What's the rationale behind protobuf?

There's not really a strong push for protobuf, we just had an informal conversation and it's open to discussion, but why is suited is that it gives us is good support on different languages, json conversion, decent performance and is machine readable. We can document the choice in ADRs. Looking at the link you sent (https://multiformats.io/ ), it is supported so we might as well use multiformats instead if we do decided to stick with protobuf.

Is there room here to negotiate features? Is something that probably we haven't thought much about at this stage, thanks for the suggestion, more input would be very valuable

Multiformats
Self-describing values for Future-proofing
arnetheduck commented 6 years ago

It's not a complete rewrite of the protocol as the new layer (call it encryption layer)

well, the current protocol also does key nego - just not very well. also, if protobuf (or something else) is introduced, seems like it makes a lot of sense to rewrite the messaging as well using the same schema language - again, to promote potential interop (even if encryption comes in a separate layer)

disable async messaging to ensure PFS.

oops, yeah, you're right of course, I meant the initial messaging before contact setup specifically - the one that happens before ephemeral key exchange. in the .md, it says we should allow the user to choose to violate pfs etc, which I think is a bad idea.

libp2p

in case you want to dig in: https://github.com/libp2p/libp2p/issues/33

arnetheduck commented 6 years ago

break compatibility with consecutive releases and we will use the already established pattern

can I read about this pattern somewhere?

cammellos commented 6 years ago

the current protocol also does key nego

currently there's no key negotiation, it has been disabled for beta, we only use asym encryption

if protobuf (or something else) is introduced, seems like it makes a lot of sense to rewrite the messaging as well

Yes I agree, and this is something we discussed before, to keep the changes to a minimum though an focus on delivering pfs we will leave that at a later stage as not strictly necessary, we can though easily push out some protobufs describing the current protocol at the very minimum, of course if there's time we can also move that layer to protobuf instead of transit.

can I read about this pattern somewhere?

I don't think there's anything written as anyone is free to use the pattern they like, the constraint is that we don't break compatibility between consecutive releases, at least during beta (0.21 needs to be able to talk to 0.22, 0.22 to 0.23), which gives users a month to upgrade, considering we release every forthnight.

The pattern we followed so far is:

x - 1 reads/publishes old message

x is able to read old and new message format, publishes in the old format (compatible with x - 1)

x + 1 is able to read old/new messages format, publishes in the new format (compatible with x, incompatible with < x )

x + 2 reads new messages/publishes new messages (compatible with x + 1, incompatible with < x + 1)

Any stage can be prolonged to give users more time to upgrade

whyrusleeping commented 6 years ago

Hey, If there are any ipfs or libp2p questions, feel free to let us know :)

oskarth commented 6 years ago

@cammellos Can we update this PR with things discussed in this PR and get it merged?
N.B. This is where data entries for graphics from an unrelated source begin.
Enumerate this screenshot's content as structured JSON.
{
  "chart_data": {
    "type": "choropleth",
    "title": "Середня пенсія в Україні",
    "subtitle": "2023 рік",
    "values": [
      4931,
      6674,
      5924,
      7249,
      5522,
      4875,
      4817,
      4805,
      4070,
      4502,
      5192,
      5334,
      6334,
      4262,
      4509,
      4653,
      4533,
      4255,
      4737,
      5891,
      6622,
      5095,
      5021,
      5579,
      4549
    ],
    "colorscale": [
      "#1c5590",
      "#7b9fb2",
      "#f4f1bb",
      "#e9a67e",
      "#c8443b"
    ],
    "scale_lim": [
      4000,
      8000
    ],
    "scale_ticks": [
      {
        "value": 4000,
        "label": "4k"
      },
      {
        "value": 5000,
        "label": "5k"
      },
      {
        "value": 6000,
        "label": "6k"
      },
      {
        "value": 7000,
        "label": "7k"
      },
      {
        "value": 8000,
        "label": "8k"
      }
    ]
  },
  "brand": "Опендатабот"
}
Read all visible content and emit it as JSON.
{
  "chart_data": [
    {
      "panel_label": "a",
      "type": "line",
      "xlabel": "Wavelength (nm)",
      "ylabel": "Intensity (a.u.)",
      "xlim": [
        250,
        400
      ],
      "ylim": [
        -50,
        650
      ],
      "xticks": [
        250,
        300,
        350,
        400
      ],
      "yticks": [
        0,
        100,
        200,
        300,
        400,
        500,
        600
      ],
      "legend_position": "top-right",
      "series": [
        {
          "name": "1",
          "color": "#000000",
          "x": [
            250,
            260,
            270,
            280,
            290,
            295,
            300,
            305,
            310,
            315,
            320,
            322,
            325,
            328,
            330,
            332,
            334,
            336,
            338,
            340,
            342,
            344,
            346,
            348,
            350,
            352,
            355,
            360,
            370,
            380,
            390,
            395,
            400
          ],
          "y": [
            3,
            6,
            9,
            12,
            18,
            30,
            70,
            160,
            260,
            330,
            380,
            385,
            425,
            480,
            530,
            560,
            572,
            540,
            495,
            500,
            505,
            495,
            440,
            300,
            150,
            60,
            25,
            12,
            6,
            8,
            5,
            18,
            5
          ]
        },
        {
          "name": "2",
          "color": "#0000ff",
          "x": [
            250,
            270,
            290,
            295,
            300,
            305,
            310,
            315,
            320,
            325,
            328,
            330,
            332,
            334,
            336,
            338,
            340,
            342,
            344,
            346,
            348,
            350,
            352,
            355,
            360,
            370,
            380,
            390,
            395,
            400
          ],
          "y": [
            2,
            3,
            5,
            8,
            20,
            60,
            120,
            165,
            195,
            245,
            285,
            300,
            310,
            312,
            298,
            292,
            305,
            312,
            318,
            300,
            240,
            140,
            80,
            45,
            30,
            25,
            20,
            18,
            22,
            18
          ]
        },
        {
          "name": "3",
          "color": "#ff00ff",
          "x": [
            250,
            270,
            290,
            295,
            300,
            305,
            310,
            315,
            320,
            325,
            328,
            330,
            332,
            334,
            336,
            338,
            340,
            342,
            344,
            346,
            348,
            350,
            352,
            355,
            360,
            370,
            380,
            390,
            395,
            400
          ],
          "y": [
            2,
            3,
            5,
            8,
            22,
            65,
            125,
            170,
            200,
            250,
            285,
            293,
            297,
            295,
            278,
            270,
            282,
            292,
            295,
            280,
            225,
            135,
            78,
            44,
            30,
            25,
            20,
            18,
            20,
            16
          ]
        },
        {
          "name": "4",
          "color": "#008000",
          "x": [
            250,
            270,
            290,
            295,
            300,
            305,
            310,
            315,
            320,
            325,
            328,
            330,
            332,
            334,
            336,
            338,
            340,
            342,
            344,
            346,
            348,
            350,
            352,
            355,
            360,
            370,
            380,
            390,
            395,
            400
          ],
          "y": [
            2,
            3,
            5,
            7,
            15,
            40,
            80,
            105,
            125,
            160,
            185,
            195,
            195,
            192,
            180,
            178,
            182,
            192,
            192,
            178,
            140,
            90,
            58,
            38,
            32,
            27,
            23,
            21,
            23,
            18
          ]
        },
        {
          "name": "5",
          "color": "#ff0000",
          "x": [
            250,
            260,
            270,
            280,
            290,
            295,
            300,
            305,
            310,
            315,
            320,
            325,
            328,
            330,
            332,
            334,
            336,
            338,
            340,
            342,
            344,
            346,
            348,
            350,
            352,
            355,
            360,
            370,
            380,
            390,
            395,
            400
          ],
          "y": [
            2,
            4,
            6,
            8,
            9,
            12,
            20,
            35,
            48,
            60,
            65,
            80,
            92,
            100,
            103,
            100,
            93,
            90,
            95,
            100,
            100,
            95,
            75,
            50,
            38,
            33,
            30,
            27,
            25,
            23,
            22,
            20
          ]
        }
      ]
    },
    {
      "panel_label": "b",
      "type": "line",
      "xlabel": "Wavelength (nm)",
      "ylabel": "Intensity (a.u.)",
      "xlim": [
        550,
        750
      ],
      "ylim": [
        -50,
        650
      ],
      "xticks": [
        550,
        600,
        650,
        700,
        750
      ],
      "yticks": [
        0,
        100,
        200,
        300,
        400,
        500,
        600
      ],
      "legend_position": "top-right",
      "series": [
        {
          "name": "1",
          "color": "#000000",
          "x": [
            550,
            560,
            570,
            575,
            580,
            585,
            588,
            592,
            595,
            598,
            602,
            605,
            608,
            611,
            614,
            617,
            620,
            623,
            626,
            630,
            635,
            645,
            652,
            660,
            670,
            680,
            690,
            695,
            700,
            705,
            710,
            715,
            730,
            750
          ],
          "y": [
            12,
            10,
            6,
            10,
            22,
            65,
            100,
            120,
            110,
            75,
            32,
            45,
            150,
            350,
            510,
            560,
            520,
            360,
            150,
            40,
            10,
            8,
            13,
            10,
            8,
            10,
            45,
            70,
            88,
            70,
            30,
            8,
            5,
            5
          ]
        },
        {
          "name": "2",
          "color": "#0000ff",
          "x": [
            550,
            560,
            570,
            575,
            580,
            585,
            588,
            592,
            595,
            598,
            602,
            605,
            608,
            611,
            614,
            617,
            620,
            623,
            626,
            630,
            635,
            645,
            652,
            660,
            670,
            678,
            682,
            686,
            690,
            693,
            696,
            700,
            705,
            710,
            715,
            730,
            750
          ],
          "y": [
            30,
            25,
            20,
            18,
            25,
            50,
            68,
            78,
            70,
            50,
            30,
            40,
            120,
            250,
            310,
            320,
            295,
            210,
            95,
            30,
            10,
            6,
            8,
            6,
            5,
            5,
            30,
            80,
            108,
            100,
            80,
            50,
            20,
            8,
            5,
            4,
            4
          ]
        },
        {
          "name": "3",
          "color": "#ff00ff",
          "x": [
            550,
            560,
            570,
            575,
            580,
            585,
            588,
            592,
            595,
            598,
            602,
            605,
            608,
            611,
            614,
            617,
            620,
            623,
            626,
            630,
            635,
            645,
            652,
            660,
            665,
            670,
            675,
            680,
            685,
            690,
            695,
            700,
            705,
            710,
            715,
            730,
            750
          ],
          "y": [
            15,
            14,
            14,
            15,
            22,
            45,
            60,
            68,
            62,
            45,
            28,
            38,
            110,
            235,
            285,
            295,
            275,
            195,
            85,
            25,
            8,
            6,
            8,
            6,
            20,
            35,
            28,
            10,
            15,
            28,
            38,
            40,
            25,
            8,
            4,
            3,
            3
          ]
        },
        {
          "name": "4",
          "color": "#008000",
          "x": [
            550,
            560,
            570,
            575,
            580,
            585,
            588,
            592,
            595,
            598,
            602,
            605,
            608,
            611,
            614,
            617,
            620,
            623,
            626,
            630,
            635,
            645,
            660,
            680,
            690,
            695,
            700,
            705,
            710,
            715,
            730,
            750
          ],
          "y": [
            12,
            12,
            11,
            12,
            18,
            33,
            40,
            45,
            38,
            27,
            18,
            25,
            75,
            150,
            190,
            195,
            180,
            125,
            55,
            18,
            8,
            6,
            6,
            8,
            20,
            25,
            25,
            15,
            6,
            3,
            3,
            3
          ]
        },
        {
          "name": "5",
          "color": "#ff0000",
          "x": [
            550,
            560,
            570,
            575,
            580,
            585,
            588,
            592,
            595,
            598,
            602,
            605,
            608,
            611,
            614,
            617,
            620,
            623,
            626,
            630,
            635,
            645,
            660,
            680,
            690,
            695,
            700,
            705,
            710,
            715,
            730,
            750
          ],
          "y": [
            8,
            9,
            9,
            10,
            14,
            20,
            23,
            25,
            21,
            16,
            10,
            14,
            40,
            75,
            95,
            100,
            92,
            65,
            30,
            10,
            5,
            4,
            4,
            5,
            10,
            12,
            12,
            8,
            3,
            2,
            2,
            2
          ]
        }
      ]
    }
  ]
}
It'd be really useful if we didn't lose all the good discussions/questions, plus change in participants etc, in a PR thread. This way people can easily see what's up at http://ideas.status.im/

pedropombeiro commented 6 years ago

I've started capturing the discussions/changes that happened in this PR in the document (see e4794784d59bf443f0c8110474b58a9581fd2eb2). Please let me know if there's anything that we want to add/modify, I'll try to finish it tomorrow and then get started with the documentation itself.